A new analysis of the Draft Lower Hunter Regional Strategy says it falls well short of what is required to maintain the region's prosperity.
Releasing the Property Council's analysis of the Strategy, Hunter Chairperson Bob Hawes said that whilst the commitment to long term planning was commended, more needs to be done.
"A long term strategy is vital to the Lower Hunter's future growth, but it requires leadership by government and a commitment to infrastructure, jobs and a higher population target," he said.
"The foundation of the Strategy must be a plan of action with clear goals, targets and funding, backed up by a commitment by Government to facilitate partnerships between State and Local Government, industry and the community," he said.
"The most disappointing aspect of the Strategy is the absence of a bold vision for the Hunter, building on its unique characteristics, and an infrastructure plan to support growth," Mr Hawes said.
The Property Council's submission to the Draft Lower Hunter Regional Strategy, released publicly today, has identified a number of elements which warrant reconsideration:
- The Strategy lacks a bold and strategic vision, which outlines how the region can continue to grow, and build on current strengths.
- The population and dwelling growth targets set for the region are too low, it signals a "business as usual" growth outlook for the region, and indicates a minimal commitment to investment capital by Government into the future.
- The Strategy needs to adopt sub-regional targets for jobs, population and dwelling growth, and a timetable and implementation plan. This will need to be regularly reviewed.
- The Strategy needs to link to a comprehensive infrastructure investment program, and foster further economic opportunities in the region.
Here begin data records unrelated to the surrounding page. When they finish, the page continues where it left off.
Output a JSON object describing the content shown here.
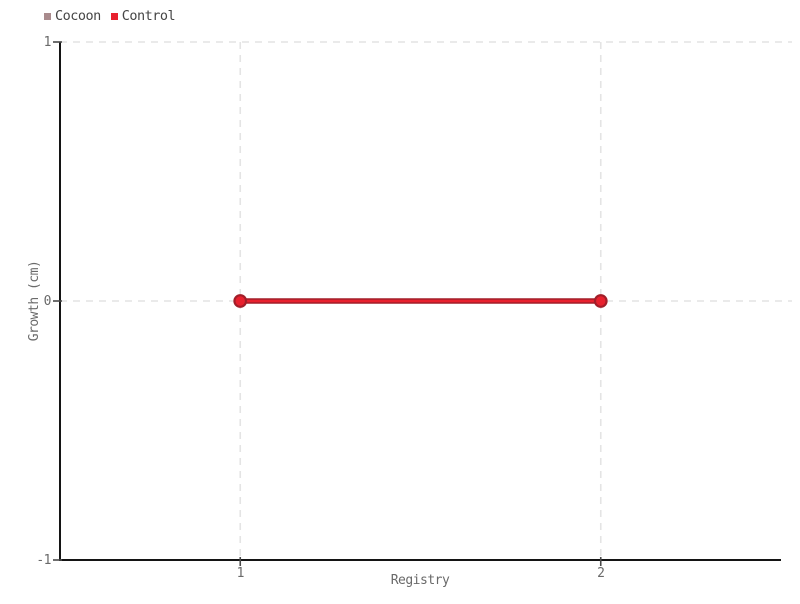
{
  "chart_data": {
    "type": "line",
    "title": "",
    "xlabel": "Registry",
    "ylabel": "Growth (cm)",
    "xlim": [
      0.5,
      2.5
    ],
    "ylim": [
      -1,
      1
    ],
    "xticks": [
      {
        "value": 1,
        "label": "1"
      },
      {
        "value": 2,
        "label": "2"
      }
    ],
    "yticks": [
      {
        "value": 1,
        "label": "1"
      },
      {
        "value": 0,
        "label": "0"
      },
      {
        "value": -1,
        "label": "-1"
      }
    ],
    "grid": "dashed",
    "legend_position": "top-left",
    "series": [
      {
        "name": "Cocoon",
        "color": "#a98b8d",
        "edge_color": "#8d7376",
        "points": []
      },
      {
        "name": "Control",
        "color": "#e8212e",
        "edge_color": "#a21e29",
        "points": [
          [
            1,
            0
          ],
          [
            2,
            0
          ]
        ]
      }
    ]
  },
  "colors": {
    "background": "#ffffff",
    "axis": "#141414",
    "gridline": "#e4e4e4",
    "tick_text": "#6a6a6a",
    "legend_text": "#454545"
  }
}
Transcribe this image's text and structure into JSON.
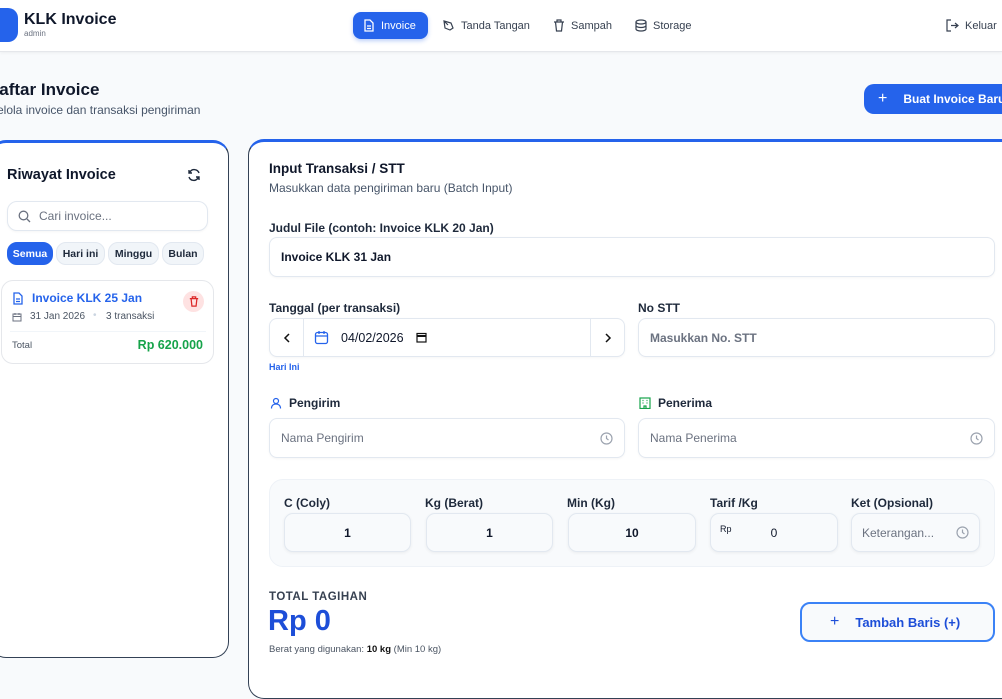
{
  "header": {
    "app_title": "KLK Invoice",
    "user_role": "admin",
    "nav": [
      {
        "label": "Invoice",
        "icon": "file-text-icon",
        "active": true
      },
      {
        "label": "Tanda Tangan",
        "icon": "signature-icon"
      },
      {
        "label": "Sampah",
        "icon": "trash-icon"
      },
      {
        "label": "Storage",
        "icon": "database-icon"
      }
    ],
    "logout_label": "Keluar"
  },
  "page": {
    "title": "Daftar Invoice",
    "subtitle": "Kelola invoice dan transaksi pengiriman",
    "create_button": "Buat Invoice Baru"
  },
  "sidebar": {
    "title": "Riwayat Invoice",
    "search_placeholder": "Cari invoice...",
    "filters": [
      {
        "label": "Semua",
        "active": true
      },
      {
        "label": "Hari ini"
      },
      {
        "label": "Minggu"
      },
      {
        "label": "Bulan"
      }
    ],
    "invoices": [
      {
        "title": "Invoice KLK 25 Jan",
        "date": "31 Jan 2026",
        "transactions": "3 transaksi",
        "total_label": "Total",
        "total": "Rp 620.000"
      }
    ]
  },
  "form": {
    "title": "Input Transaksi / STT",
    "subtitle": "Masukkan data pengiriman baru (Batch Input)",
    "file_title_label": "Judul File (contoh: Invoice KLK 20 Jan)",
    "file_title_value": "Invoice KLK 31 Jan",
    "date_label": "Tanggal (per transaksi)",
    "date_value": "04/02/2026",
    "today_link": "Hari Ini",
    "stt_label": "No STT",
    "stt_placeholder": "Masukkan No. STT",
    "sender_label": "Pengirim",
    "sender_placeholder": "Nama Pengirim",
    "receiver_label": "Penerima",
    "receiver_placeholder": "Nama Penerima",
    "coly_label": "C (Coly)",
    "coly_value": "1",
    "kg_label": "Kg (Berat)",
    "kg_value": "1",
    "min_label": "Min (Kg)",
    "min_value": "10",
    "tarif_label": "Tarif /Kg",
    "tarif_prefix": "Rp",
    "tarif_value": "0",
    "ket_label": "Ket (Opsional)",
    "ket_placeholder": "Keterangan...",
    "total_label": "TOTAL TAGIHAN",
    "total_value": "Rp 0",
    "weight_prefix": "Berat yang digunakan:",
    "weight_value": "10 kg",
    "weight_min": "(Min 10 kg)",
    "add_row_button": "Tambah Baris (+)"
  },
  "colors": {
    "accent": "#2563eb",
    "success": "#16a34a",
    "danger": "#dc2626"
  }
}
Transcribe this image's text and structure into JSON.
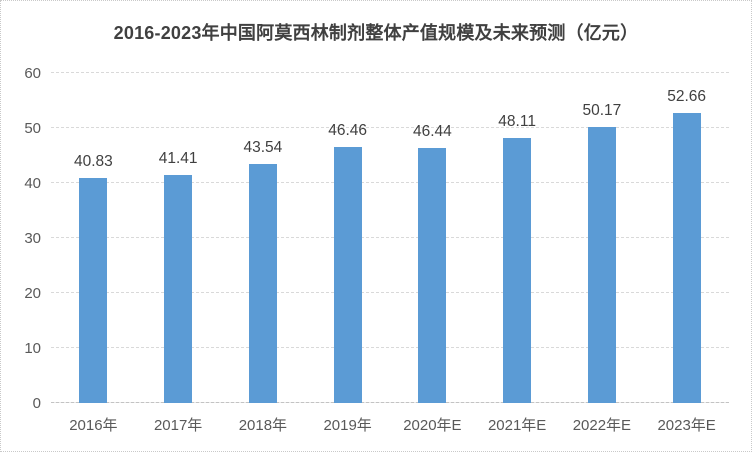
{
  "chart_data": {
    "type": "bar",
    "title": "2016-2023年中国阿莫西林制剂整体产值规模及未来预测（亿元）",
    "categories": [
      "2016年",
      "2017年",
      "2018年",
      "2019年",
      "2020年E",
      "2021年E",
      "2022年E",
      "2023年E"
    ],
    "values": [
      40.83,
      41.41,
      43.54,
      46.46,
      46.44,
      48.11,
      50.17,
      52.66
    ],
    "value_labels": [
      "40.83",
      "41.41",
      "43.54",
      "46.46",
      "46.44",
      "48.11",
      "50.17",
      "52.66"
    ],
    "xlabel": "",
    "ylabel": "",
    "ylim": [
      0,
      60
    ],
    "yticks": [
      0,
      10,
      20,
      30,
      40,
      50,
      60
    ],
    "grid": true,
    "legend": false,
    "colors": {
      "bar": "#5B9BD5",
      "title_text": "#404040",
      "value_label_text": "#404040",
      "axis_tick_text": "#595959",
      "gridline": "#D9D9D9",
      "background": "#FFFFFF"
    }
  }
}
- The Strategy should assess all employment lands and match appropriate uses with future industry and employment growth. Consideration should be given to future sites, on-going servicing, and amalgamation/assembly.
- The threat of levies, if implemented, could ensure the Strategy fails by escalating prices and making new development unaffordable, discouraging investment in the region.
- The Strategy fails to adequately address mine subsidence issues and the impact on growth, and hence the implementation of the Strategy.